It should be noted that SLAPPs are filed countries with strong democratic systems and also in those with weak institutions and rule of law concerns. Though prolific SLAPP litigants often launch cases in member states with stronger rule of law cultures.
The common factor of all SLAPP suits is that plaintiffs abuse existing laws in order to indimidate and harass those who are speaking out and participating in civic space. Many times these include journalists, activists, whistleblowers, academics and also advocacy groups. In fact, the main aim of the plaintiff in a SLAPP suit is that of indimating the target and shutting them down with the use of unlimited funds, multiple cases and a system that is not catered to identify the abuse.
The aim is not to win the case but to divert time and energy, as a tactic to stifle legitimate criticism. Litigants are usually more interested in the litigation process itself than the outcome of the case and attempt to render the legal proceedings expensive and time-consuming. Demands for damages are often exaggerated. Another common quality of a SLAPP is the power imbalance between the plaintiff and the defendant, based usually on the financial strenght of the plaintiff.
Malta was found to have the highest number of SLAPP cases per capita and in all of the 570 cases identified, Daphne Caruana Galizia was the most frequently targeted individual. At the time of her assassination she had 47 libel cases filed against her in Malta and one in Arizona. After her death, the majority of the cases were withdrawn, however 5 remain ongoing due to a legal provision which allows plaintfiss to continue a civil suit against the heirs of the defendant. It could be said that Curana Galizia’s assassination put the spot light on the issue of abusive ligitigation against those attempting to uncover corruption and expose the truth. In Malta itself, her assassination led to a reform on the laws regulating defamation and press freedom.

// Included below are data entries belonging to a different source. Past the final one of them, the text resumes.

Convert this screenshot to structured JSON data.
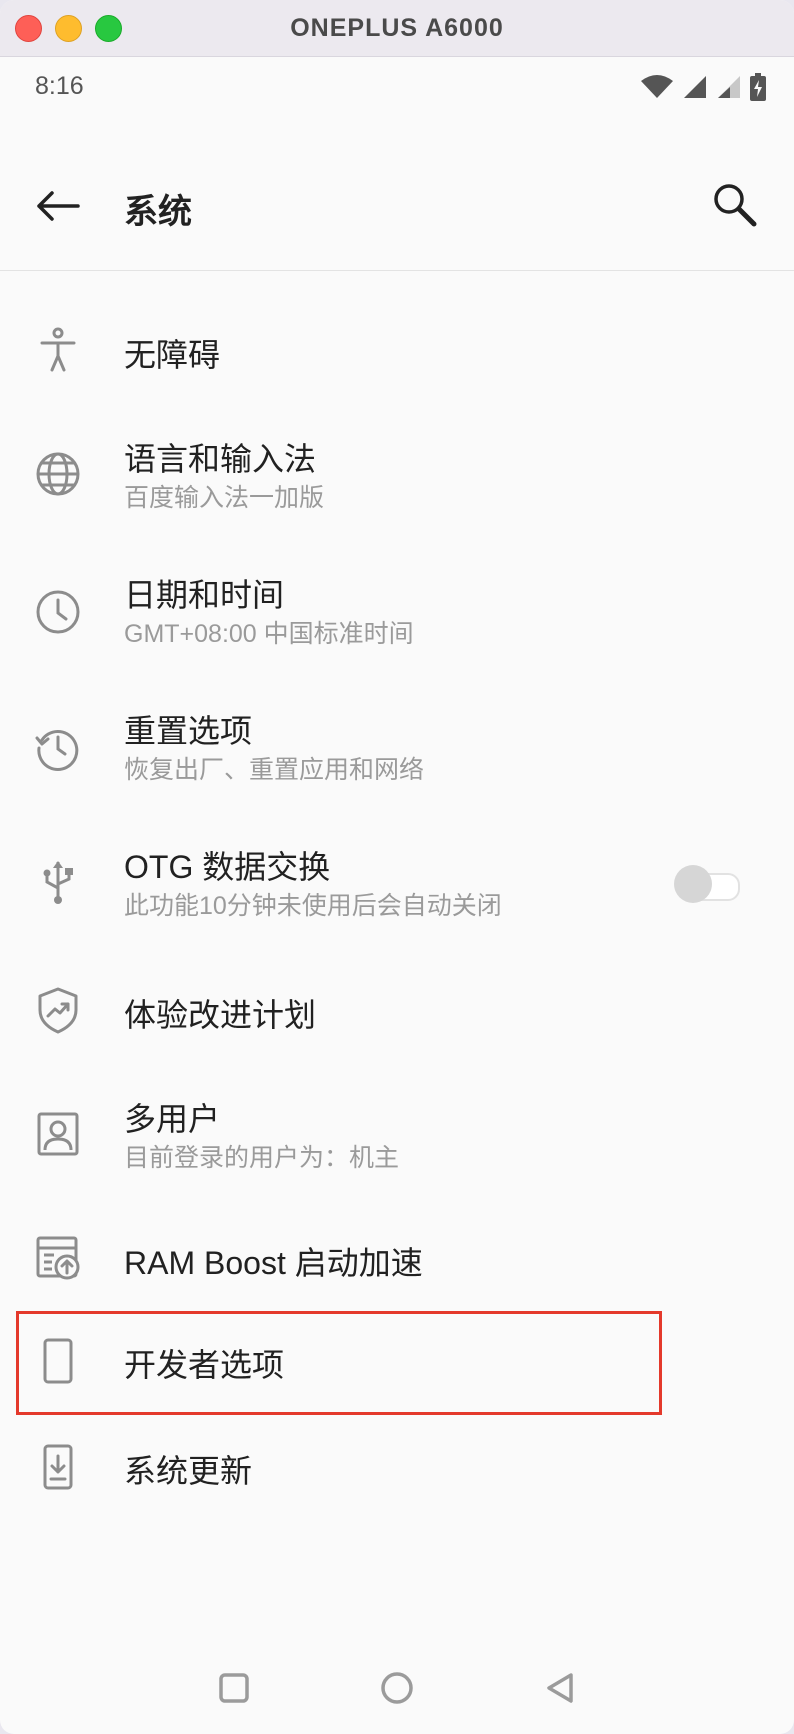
{
  "window": {
    "title": "ONEPLUS A6000"
  },
  "status_bar": {
    "time": "8:16",
    "icons": [
      "wifi-icon",
      "signal-icon",
      "signal-weak-icon",
      "battery-charging-icon"
    ]
  },
  "app_bar": {
    "title": "系统",
    "back_icon": "back-arrow-icon",
    "search_icon": "search-icon"
  },
  "settings": [
    {
      "icon": "accessibility-icon",
      "label": "无障碍",
      "sub": ""
    },
    {
      "icon": "globe-icon",
      "label": "语言和输入法",
      "sub": "百度输入法一加版"
    },
    {
      "icon": "clock-icon",
      "label": "日期和时间",
      "sub": "GMT+08:00 中国标准时间"
    },
    {
      "icon": "history-reset-icon",
      "label": "重置选项",
      "sub": "恢复出厂、重置应用和网络"
    },
    {
      "icon": "usb-icon",
      "label": "OTG 数据交换",
      "sub": "此功能10分钟未使用后会自动关闭",
      "toggle": false
    },
    {
      "icon": "shield-trend-icon",
      "label": "体验改进计划",
      "sub": ""
    },
    {
      "icon": "user-icon",
      "label": "多用户",
      "sub": "目前登录的用户为：机主"
    },
    {
      "icon": "ram-boost-icon",
      "label": "RAM Boost 启动加速",
      "sub": ""
    },
    {
      "icon": "phone-outline-icon",
      "label": "开发者选项",
      "sub": "",
      "highlighted": true
    },
    {
      "icon": "system-update-icon",
      "label": "系统更新",
      "sub": ""
    }
  ],
  "nav_bar": {
    "icons": [
      "recents-square-icon",
      "home-circle-icon",
      "back-triangle-icon"
    ]
  },
  "colors": {
    "highlight_border": "#e4392b",
    "icon_gray": "#8c8c8c",
    "text_primary": "#212121",
    "text_secondary": "#9a9a9a"
  }
}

In a recent European Court of Human Rights (ECtHR) judgdement, OOO Memo v. Russia decided on the 15 March 2022, the Court for the first time made reference to the damaging effects of SLAPPS on the right to freedom of expression. The case concerned a civil defamation suit brought by a Russian regional state body, the Administration of the Volgograd Region, against a media company, OOO Memo.

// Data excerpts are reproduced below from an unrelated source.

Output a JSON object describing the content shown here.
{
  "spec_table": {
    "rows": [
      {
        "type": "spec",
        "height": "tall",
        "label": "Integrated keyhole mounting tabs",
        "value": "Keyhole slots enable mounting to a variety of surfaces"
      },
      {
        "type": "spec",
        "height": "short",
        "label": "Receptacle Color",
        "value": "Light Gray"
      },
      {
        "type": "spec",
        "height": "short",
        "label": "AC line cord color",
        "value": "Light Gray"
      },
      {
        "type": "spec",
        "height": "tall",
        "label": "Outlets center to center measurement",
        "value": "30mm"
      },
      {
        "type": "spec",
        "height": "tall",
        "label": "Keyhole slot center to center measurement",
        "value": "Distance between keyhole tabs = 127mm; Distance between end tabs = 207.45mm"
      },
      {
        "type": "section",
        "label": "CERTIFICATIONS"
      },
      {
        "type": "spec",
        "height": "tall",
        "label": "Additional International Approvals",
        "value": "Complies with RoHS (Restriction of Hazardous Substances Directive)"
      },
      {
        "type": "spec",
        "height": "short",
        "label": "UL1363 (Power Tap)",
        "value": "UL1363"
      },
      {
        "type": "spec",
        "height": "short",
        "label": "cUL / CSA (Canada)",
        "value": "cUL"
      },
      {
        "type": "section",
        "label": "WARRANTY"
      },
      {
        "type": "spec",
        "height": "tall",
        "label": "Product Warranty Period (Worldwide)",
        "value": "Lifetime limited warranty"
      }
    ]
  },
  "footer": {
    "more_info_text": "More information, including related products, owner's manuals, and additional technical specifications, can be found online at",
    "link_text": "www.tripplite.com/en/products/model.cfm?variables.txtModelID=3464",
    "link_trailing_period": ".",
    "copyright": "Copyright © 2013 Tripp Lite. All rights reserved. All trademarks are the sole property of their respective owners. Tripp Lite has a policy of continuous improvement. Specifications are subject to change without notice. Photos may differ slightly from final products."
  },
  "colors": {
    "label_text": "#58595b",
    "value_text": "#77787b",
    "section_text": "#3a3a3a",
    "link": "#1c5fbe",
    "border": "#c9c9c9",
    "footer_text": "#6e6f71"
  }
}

The ECtHR, in its judgment, took into consideration the growing awareness of the risks that court proceedings instituted with a view to limiting public participation bring for democracy. It also took into account the Human Rights Comment by the Council of Europe Commissioner for Human Rights “Time to take action against SLAPPs” of 27 October 2020.
The recent developments make it even more pressing to train legal professionals that would be involved in defending SLAPP suits, from in-house counsel for independent media, lawyers working for freedom of expression NGOs, and private practice lawyers providing pro bono services to activists and journalists.
Spanish international justice NGO Fundación Internacional Baltasar Garzón (FIBGAR) , as lead partner, will coordinate aditus and the other partner NGOs Blueprint for Free Speech, Fondatsiya Tsentar Za Razvitie Na Mediite – Media Development Center, FUGGETLEN UJSAGIROK ALAPITVANYA, Gong Udruge – Gong, Fundatia Centrul pentru Jurnalism Independent – CJI, MEMO’98, Technologiko Panepistimio Kyprou – Cyprus University of Technology, Fundacja Osrodek Kontroli Obywatelskiej – OKO, Zavod za kulturo raznolikosti – Open. The project will be carried out over a 24-month period.